Miranda, que ficou ainda detido mais duas horas em outras dependências do aeroporto, esperando sua liberação, também foi ameaçado de ser preso caso se recusasse a responder a qualquer um dos questionamentos. Para ele, o objetivo de sua detenção foi claro, o governo britânico quis intimidar Greenwald e Snowden por meio de pessoas a eles relacionadas. “Foi uma mensagem direta a Glenn, queriam intimidar ele, Laura e o The Guardian” – disse, referindo-se à cineasta documentarista norte-americana Laura Poitras, que trabalha com Greenwald e Snowden na divulgação dos documentos secretos.

Na ocasião, os policiais apreenderam também aparelhos eletrônicos de Miranda, como notebook, celular, pendrive e videogame, que até agora não foram devolvidos. Miranda disse que os agentes o detiveram lançando mão da lei antiterrorismo local. Segundo ele, mais de 90% das pessoas detidas no Reino Unido com base nessa lei são liberadas em média depois de uma hora e que essa lei permite detenções para interrogatório por no máximo nove horas.

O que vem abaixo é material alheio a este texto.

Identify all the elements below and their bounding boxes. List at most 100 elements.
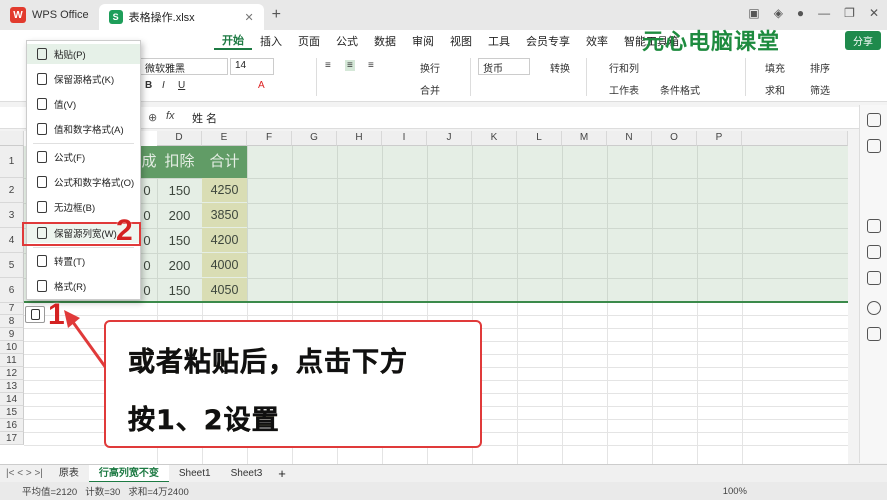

O brasileiro acrescentou que policiais britânicos invadiram, três semanas antes de sua detenção, escritório do jornal The Guardian e obrigaram que jornalistas e editores destruíssem computadores que supostamente continham informações sobre o sistema de espionagem.

Outros requerimentos

A CPI também aprovou requerimentos para que o colegiado colha os depoimentos do presidente do Conselho Diretor da Agência Nacional de Telecomunicações (Anatel), João Batista de Rezende, do diretor geral da Polícia Federal, Leandro Daiello, e do ex-deputado federal Marcelo Itagiba, que presidiu a CPI das Escutas Telefônicas Clandestinas entre 2007 e 2009. O objetivo dos membros da CPI da Espionagem é averiguar a capacidade de o Brasil proteger o sistema de telecomunicações nacional de espionagens externas e saber do andamento das investigações oficiais sobre a espionagem norte-americana.

Os senadores aprovaram ainda requerimento para que sejam encaminhados ofícios ao advogado de Edward Snowden e para o governo da Rússia, onde ele está asilado, na tentativa de agendar uma videoconferência.

O senador Ricardo Ferraço (PMDB-ES) disse que haver pressa em ouvir Snowden e outros convidados porque pretende entregar seu relatório até o fim do ano. A CPI da Espionagem ouviu hoje o jornalista Glenn Greenwald e seu companheiro, o brasileiro David Miranda. Greenwald publicou reportagens com base nos documentos vazados por Snowden e Miranda foi detido em sua última passagem pela Inglaterra para prestar esclarecimentos sobre o assunto.

*Com informações da Agência Senado e EBC.